I can think of two approaches:

1. Suppose experimenting introduces measurement error into each of L and A. Let L* = L + dL and A* = A + dA be the measured quantities of each of L and A respectively (dL and dA are the absolute errors; dL/L and dA/A are the relative errors). Substitute into dpi(A*,L*)/pi(A*,L*).

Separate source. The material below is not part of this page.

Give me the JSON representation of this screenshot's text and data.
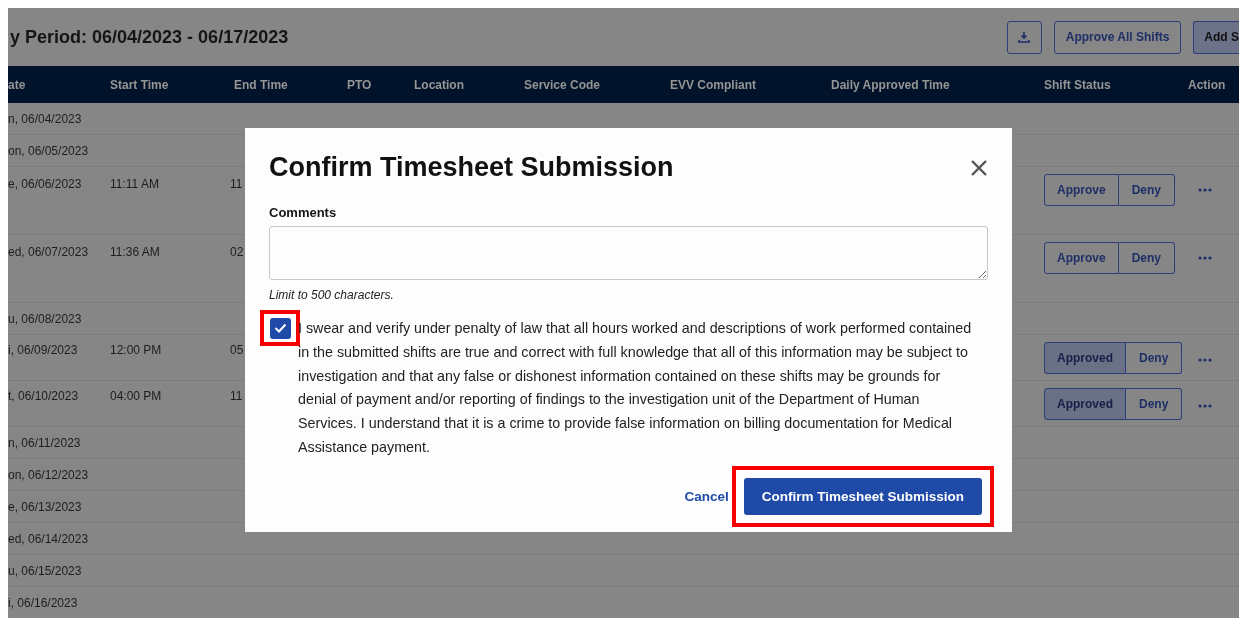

2. Write dpi = (L^2/2A)dL/L + (L^2/4A)dA/A; divide through by pi = L^2/4A to obtain dpi/pi.

[carstensentyl]

I made a boo boo and seem to have done something wrong on the webassign program. But thank you for the help. I understand the concept a little better now.

[moose]

Haha, I have the same homework problem on webassign right now. I was a little lost as well, crazy that I found this here.

[carstensentyl]

Turns out that the problem is bugged. Even the teacher couldn't get the right answer.

[moose]

Do you also go to UA or is this a common vector calc problem that happened to be assigned at nearly the same exact time lol?

[-EquinoX-]

So what is the correct answer to this question ? I am also doing the same problem and didn't get the answer

[shuasmith]

I go to UA and this problem gave me so much grief. However, I found the right answer!
so d(pi)/pi is the same as taking the differential function and dividing by the original:
d(pi)/pi=(L/(2A)*dL-L^2/(4A^2)*dA)/(L^2/(4A^2)
Simplify, and this gives you:
2dL/L-1dA/A

Hope no one else has to struggle like I did!

[nkrenek]

After coming down to my last submission you're post was extremely helpful! Also a UA student here.